Do you know the difference between dragonflies and mayflies? Each insect's family includes a variety of species; in fact, there are 5,000 species of dragonfly and 2,000 of mayfly.
Dragonflies and mayflies start as underwater nymphs. These are immature forms of dragonflies and mayflies which have several key differences and similarities.
One of the fastest dragonflies is the emperor dragonfly, whose scientific name is anax imperator. This species is found in Europe, Africa, and Asia. Like all dragonflies, when the emperor is ready to leave the water, it matures into an adult and grows wings.

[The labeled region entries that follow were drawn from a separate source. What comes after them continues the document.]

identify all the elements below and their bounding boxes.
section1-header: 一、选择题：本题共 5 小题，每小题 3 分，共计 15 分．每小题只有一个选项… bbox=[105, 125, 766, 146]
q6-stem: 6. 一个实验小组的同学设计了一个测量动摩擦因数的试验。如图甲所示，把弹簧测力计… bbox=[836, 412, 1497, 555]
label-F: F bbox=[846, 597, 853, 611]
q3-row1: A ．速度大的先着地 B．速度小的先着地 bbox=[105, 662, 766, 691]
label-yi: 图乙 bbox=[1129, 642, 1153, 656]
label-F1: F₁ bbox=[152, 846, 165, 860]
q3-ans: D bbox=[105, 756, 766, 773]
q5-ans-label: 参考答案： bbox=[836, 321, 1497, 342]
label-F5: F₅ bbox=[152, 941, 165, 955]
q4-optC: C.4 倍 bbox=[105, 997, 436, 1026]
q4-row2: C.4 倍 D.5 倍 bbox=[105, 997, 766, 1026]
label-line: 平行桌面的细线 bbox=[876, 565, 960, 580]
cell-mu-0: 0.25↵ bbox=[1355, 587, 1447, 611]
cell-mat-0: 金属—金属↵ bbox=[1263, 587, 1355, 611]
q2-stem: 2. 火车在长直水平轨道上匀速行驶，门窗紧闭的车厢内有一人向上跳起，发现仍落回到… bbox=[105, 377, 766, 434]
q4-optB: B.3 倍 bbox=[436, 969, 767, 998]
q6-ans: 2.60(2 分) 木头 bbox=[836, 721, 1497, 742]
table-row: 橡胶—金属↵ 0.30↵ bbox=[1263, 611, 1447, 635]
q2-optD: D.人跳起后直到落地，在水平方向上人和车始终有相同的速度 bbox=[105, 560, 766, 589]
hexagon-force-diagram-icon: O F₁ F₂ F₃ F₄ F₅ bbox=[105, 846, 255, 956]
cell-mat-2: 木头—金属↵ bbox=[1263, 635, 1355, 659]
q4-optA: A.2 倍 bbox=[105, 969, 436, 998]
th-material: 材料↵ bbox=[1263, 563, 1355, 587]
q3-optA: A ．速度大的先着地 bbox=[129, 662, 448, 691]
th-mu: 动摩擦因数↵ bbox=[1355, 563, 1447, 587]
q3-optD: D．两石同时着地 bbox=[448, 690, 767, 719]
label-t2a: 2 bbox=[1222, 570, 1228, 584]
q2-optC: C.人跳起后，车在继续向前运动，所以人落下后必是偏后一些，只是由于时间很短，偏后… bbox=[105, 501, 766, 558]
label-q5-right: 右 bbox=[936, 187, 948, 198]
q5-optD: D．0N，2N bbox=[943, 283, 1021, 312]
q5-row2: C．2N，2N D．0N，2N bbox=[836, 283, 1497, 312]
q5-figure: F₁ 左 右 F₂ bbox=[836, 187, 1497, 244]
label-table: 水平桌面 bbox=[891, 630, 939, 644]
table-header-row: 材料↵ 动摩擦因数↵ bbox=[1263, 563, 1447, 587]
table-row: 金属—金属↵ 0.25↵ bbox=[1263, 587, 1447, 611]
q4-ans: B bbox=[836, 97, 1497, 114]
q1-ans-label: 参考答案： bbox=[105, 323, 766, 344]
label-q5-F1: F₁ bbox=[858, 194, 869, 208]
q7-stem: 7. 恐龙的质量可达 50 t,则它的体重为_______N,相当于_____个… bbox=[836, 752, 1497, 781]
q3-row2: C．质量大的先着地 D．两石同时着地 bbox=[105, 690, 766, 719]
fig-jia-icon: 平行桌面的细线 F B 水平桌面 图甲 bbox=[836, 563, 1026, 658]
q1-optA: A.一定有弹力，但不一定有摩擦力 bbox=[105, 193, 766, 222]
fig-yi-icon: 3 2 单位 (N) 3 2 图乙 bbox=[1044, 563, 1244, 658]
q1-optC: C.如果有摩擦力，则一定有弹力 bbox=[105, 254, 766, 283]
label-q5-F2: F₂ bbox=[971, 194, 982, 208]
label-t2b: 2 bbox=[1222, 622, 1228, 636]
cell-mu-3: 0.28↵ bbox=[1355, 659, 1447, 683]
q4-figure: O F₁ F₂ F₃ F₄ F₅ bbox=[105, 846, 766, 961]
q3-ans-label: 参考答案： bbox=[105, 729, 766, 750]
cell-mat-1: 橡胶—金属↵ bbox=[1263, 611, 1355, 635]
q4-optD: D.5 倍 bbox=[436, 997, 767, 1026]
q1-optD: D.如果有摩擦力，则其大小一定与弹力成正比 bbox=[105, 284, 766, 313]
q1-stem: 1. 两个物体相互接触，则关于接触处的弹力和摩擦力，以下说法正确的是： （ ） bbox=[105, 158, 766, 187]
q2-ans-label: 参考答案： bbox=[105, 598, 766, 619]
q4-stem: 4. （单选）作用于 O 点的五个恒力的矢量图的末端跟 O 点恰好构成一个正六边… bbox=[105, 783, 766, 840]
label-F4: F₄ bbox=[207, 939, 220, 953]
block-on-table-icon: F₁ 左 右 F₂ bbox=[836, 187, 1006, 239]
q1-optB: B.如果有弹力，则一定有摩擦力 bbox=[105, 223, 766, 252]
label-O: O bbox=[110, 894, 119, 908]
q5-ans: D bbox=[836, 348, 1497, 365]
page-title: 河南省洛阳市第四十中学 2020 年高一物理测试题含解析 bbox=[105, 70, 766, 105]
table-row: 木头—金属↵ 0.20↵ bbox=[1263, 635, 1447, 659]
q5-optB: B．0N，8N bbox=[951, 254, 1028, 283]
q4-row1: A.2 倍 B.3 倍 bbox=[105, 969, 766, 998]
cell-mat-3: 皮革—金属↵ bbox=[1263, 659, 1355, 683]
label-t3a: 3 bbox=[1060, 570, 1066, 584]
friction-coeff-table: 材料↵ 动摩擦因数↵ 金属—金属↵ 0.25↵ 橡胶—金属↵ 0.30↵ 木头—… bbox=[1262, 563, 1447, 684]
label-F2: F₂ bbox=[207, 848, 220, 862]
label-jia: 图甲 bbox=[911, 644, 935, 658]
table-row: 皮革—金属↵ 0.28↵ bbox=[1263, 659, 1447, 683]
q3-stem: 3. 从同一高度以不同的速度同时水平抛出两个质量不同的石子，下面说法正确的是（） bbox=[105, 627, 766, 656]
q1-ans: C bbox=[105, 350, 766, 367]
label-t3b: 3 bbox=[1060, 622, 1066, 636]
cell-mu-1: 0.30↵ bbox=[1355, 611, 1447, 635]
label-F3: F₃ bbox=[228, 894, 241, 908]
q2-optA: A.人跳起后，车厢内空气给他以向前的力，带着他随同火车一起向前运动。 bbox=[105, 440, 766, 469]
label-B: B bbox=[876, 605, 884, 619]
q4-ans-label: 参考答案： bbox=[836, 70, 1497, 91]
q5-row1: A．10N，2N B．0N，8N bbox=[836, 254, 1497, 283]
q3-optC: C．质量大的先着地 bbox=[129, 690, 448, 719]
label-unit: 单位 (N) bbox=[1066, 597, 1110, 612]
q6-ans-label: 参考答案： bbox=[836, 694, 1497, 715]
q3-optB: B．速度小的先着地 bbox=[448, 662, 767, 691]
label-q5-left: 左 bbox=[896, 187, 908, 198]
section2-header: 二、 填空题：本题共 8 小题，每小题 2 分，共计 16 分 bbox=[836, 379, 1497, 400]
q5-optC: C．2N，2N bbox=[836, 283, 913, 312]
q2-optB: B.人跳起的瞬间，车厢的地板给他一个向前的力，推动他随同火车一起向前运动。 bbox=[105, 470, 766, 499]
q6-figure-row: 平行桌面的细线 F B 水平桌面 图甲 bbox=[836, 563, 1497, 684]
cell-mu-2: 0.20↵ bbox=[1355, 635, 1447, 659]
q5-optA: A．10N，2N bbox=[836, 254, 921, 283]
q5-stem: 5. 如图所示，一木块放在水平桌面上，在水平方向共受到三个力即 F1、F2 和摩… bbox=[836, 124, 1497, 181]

All dragonflies grow up to four inches in length and have a wingspan of nearly five-and-a-half inches. The fully-grown emperor dragonfly hunts for food over water and marshlands. It chases other dragonflies out of its territory and snacks on smaller insect species.
In contrast, the mayfly’s scientific name is ephemera, a Latin name that comes from the word “ephemeral,” which means “to last a short time.” This nymph spends up to three years in the water; when it finally leaves, it grows up to two inches in length. As adults, mayflies cannot eat because they do not have a digestive system. Consequently, they die quickly. Mayflies are most often seen in summer, when females begin to mate and spread their eggs on bodies of water.
Though they are different in many ways, the emperor dragonfly and the ephemera mayfly—representative of all dragonflies and mayflies—both come from eggs underwater. These water nymphs are fascinating and unique.